As the project grows, she’s targeting food giants Nestle, Unilever and Mars, in the hope of securing long-term supply contracts.
Nusbaum found during extensive research that mushroom projects had worked in India, Bangladesh, China and elsewhere in Asia, but the idea hadn’t been rolled to Africa, where she is operating.
“This is completely foreign territory,” she says. “I learned about it exclusively and theoretically during the preparation. LinkedIn is a very powerful tool and I would just write to people, to anyone I thought could help.”

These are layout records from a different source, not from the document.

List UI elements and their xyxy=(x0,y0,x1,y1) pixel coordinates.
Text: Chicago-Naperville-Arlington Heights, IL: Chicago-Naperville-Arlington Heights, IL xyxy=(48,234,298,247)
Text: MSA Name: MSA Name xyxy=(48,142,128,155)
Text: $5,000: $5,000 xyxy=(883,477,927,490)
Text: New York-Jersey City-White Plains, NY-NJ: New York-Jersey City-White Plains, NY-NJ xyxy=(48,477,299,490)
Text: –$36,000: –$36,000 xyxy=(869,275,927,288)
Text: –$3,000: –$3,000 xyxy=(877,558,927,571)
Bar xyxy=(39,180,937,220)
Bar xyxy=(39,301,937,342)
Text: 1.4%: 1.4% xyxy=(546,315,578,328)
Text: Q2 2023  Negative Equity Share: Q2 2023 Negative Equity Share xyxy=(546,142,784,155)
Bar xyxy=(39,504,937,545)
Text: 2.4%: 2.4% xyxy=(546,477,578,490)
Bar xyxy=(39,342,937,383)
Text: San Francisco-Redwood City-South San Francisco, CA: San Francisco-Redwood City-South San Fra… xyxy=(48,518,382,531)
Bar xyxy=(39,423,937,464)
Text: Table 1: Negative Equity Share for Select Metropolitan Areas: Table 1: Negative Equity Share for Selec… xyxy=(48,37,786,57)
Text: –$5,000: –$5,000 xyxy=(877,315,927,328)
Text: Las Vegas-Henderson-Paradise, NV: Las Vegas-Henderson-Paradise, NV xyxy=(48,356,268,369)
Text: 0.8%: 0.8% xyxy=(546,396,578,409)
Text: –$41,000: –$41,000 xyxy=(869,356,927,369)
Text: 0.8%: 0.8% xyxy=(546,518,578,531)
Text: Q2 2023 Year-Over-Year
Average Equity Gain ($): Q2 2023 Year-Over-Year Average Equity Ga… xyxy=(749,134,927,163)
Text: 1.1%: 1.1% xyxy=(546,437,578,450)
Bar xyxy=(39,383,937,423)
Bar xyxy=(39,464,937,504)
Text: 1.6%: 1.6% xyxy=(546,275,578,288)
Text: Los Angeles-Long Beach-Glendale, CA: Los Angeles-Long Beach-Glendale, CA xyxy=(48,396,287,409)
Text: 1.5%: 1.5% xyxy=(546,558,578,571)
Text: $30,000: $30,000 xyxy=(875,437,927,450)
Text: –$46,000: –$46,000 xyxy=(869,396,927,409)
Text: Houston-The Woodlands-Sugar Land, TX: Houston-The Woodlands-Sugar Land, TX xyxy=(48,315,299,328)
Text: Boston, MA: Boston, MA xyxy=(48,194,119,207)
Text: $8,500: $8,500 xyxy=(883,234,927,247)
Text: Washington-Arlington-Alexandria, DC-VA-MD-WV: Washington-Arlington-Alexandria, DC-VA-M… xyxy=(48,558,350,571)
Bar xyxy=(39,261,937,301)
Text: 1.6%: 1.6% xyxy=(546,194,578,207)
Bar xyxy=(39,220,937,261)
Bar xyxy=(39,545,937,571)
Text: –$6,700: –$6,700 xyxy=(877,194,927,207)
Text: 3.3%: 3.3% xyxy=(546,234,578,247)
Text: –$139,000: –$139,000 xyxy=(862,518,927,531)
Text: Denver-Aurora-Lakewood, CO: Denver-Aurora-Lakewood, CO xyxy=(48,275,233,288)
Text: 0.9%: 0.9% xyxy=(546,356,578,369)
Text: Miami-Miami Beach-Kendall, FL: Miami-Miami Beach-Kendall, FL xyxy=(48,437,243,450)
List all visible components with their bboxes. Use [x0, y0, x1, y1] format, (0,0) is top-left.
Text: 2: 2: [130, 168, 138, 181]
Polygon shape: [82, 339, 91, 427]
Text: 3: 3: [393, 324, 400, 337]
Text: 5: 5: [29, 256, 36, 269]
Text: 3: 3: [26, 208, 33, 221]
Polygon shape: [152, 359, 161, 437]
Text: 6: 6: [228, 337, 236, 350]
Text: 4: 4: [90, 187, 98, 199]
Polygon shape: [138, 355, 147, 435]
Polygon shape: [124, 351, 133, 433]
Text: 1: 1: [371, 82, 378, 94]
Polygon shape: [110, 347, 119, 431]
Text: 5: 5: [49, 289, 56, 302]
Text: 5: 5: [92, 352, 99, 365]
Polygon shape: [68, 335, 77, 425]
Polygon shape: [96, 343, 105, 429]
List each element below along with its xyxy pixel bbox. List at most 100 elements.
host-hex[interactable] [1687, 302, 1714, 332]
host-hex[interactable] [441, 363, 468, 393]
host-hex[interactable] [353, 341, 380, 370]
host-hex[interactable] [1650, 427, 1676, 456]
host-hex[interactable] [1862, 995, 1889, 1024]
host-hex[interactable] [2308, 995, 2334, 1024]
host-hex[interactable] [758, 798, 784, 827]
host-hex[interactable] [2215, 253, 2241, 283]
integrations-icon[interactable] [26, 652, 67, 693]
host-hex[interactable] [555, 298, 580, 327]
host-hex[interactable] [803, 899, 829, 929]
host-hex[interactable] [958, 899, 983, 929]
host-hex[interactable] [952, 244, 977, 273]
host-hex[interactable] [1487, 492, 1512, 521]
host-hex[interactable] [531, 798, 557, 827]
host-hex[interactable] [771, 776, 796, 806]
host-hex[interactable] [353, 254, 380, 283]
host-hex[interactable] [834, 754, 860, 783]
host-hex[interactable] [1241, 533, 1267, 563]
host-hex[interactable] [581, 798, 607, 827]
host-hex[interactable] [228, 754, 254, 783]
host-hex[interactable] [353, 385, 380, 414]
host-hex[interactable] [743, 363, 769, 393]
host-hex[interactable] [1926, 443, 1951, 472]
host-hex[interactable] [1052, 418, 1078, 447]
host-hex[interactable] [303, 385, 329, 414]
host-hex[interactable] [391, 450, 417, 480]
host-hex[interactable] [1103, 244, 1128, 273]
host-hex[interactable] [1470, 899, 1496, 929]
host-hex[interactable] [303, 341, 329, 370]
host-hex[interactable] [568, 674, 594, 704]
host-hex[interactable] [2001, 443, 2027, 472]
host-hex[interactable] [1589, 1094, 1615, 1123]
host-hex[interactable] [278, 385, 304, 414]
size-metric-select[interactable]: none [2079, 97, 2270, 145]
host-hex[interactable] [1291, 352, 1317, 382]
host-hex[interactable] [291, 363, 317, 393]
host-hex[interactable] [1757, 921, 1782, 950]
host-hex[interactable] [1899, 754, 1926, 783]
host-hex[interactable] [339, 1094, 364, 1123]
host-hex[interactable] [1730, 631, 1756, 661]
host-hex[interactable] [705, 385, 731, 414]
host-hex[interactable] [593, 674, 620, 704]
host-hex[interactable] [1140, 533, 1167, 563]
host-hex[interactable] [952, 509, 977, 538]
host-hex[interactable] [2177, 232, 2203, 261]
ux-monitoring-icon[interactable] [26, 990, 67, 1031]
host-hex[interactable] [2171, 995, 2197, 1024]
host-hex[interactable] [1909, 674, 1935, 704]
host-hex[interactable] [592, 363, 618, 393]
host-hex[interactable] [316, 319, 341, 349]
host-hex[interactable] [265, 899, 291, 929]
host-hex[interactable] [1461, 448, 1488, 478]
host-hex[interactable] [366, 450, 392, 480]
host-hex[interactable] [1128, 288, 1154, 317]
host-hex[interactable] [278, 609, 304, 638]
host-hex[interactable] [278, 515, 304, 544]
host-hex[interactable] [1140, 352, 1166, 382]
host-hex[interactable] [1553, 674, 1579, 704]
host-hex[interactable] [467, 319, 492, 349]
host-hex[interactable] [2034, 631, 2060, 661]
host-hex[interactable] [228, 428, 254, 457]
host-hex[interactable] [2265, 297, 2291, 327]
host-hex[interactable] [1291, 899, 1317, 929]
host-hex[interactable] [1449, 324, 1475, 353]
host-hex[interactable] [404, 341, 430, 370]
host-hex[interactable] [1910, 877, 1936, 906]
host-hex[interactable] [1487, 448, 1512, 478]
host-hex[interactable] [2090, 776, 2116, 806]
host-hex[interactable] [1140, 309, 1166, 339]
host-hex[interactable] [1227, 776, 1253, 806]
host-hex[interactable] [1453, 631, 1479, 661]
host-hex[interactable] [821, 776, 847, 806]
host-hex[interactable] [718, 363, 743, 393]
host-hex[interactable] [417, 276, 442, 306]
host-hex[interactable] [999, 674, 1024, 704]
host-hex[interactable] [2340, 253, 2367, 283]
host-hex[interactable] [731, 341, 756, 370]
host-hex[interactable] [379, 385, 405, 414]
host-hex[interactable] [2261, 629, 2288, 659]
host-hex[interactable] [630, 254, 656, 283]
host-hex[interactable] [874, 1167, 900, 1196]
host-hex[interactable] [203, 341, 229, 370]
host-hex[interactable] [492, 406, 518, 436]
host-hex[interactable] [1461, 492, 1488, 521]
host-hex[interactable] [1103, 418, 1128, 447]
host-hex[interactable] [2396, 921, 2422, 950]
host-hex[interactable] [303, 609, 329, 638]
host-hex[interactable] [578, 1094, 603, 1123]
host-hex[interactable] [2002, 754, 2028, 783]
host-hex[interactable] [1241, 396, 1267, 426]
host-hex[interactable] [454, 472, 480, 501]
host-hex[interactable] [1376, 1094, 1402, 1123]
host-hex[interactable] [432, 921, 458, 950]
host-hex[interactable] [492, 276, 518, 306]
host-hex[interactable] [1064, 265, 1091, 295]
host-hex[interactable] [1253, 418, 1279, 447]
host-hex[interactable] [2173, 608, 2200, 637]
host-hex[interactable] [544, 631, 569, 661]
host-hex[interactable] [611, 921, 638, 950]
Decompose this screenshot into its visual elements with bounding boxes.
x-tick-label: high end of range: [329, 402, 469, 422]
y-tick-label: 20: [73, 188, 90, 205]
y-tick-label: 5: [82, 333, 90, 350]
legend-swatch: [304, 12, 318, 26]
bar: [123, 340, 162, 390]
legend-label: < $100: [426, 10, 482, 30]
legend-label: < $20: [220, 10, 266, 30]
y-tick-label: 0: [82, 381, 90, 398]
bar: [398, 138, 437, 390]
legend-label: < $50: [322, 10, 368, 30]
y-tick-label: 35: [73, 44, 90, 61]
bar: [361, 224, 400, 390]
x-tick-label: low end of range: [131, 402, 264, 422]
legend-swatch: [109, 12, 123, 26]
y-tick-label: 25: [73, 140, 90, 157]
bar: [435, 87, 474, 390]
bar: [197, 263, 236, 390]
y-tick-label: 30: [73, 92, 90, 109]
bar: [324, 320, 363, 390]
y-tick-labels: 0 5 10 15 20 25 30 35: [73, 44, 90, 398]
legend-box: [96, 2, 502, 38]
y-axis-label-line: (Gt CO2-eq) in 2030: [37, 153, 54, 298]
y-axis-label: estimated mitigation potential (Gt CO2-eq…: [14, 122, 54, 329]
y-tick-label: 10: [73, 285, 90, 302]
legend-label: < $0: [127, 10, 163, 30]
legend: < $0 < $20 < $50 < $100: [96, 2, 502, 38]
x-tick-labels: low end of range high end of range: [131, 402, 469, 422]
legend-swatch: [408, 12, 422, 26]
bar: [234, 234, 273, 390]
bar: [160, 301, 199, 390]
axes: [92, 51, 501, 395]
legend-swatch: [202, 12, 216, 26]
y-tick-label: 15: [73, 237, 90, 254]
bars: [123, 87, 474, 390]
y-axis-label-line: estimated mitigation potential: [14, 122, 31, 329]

She feels passionately that Entrepreneurs vs. Poverty should function as a business, rather than as an NGO (non-government, non-profit organization) and that it should protect women from what she calls market brutality.
“This is a social business, it is not an NGO,” she says. “If I am selling my solution, I must be on target or nobody will buy. If my solution does not actually solve the poverty that I’m coming to solve, nobody will purchase it.
“If I sell my product or my consultancy I’m committed to my clients, to these entrepreneurs that I’m teaching. On the flip side, if I’m an NGO, I don’t have the assurance that I’m actually hitting my target.
“What makes us so different, is that we are unapologetically farm-to-fork. I refuse to let anyone else come into the picture between the farmers and Nestle other than myself.
“And that’s how you fight for sustainability. The fewer middlemen there are, the more income for the farmers themselves, without anyone else taking a cut.”